Well according to AVIVAs latest Real Retirement Report, 50% of Over 55s said that with the benefit of hindsight, they would advise ‘saving more on a monthly basis’; a basic common sense approach that has been handed down through the generations but all too frequently gets lost within the enjoying yourself, buying a house and having children stages of life.
‘Monthly saving’ was closely followed by ‘making better use of savings products such as ISA’s’, difficult given the current economic climate but on the flip side much easier these days with our fingertip access to a whole world of information via the internet.
The remaining pieces of advice were all of a similar theme connected with pensions; ‘take out a workplace pension’, ‘take out a personal pension’, ‘contribute to both much earlier in life’. Oh the benefit of hindsight; wouldn’t we all be millionaires if we had such a talent?
The sting in the tale is that some of us 50 and 60 somethings are now starting to pay the price for our gung ho attitude in youth.
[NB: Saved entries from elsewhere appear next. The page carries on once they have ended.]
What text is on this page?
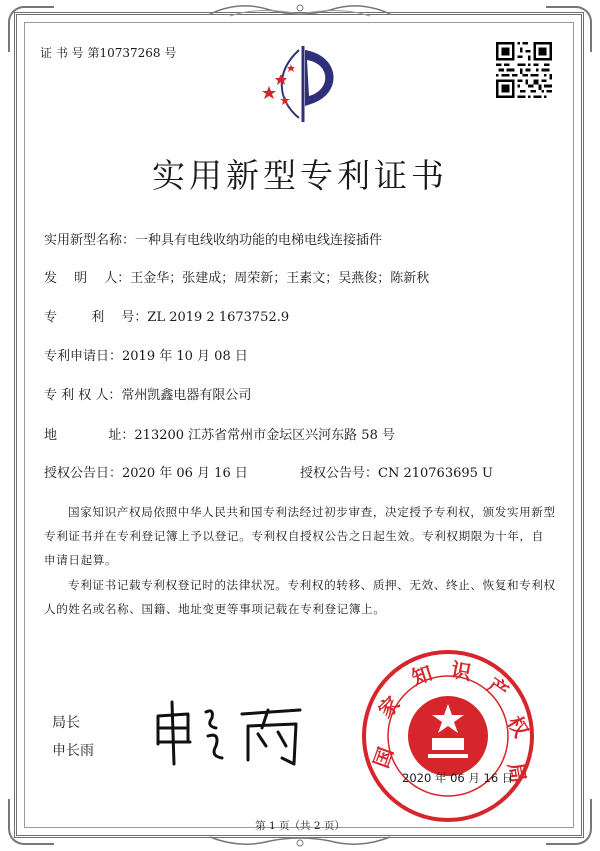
证 书 号 第10737268 号
实用新型专利证书
实用新型名称：一种具有电线收纳功能的电梯电线连接插件
发　 明　 人：王金华；张建成；周荣新；王素文；吴燕俊；陈新秋
专　 　 利　 号：ZL 2019 2 1673752.9
专利申请日：2019 年 10 月 08 日
专 利 权 人：常州凯鑫电器有限公司
地　 　 　 址：213200 江苏省常州市金坛区兴河东路 58 号
授权公告日：2020 年 06 月 16 日	授权公告号：CN 210763695 U
国家知识产权局依照中华人民共和国专利法经过初步审查，决定授予专利权，颁发实用新型专利证书并在专利登记簿上予以登记。专利权自授权公告之日起生效。专利权期限为十年，自申请日起算。
专利证书记载专利权登记时的法律状况。专利权的转移、质押、无效、终止、恢复和专利权人的姓名或名称、国籍、地址变更等事项记载在专利登记簿上。
局长
申长雨	国
家
知 识
产
权
局
2020 年 06 月 16 日
第 1 页（共 2 页）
Of course there are things we can do to make the best of what we already have in place, ways in which we can increase our retirement income but surely, as a nation things need to change so our young don’t grow up carrying the heavy burden of lack of foresight.
We are of an age where inheritance isn’t a given; it may still hold a level of importance to our older generation but the ‘boomers’ amongst us are quickly working out that our need is greater, even if that need involves helping the kids out financially!
The introduction of auto-enrolment pensions of course should help raise awareness but should we also be educating our young on ‘the meaning of growing old’? It seems to me that there are a whole raft of issues emerging as a result of the longer lives we now lead and the increased number of years we spend in retirement but what is the right age to start learning these valuable lessons and how will we make them listen; we didn’t did we?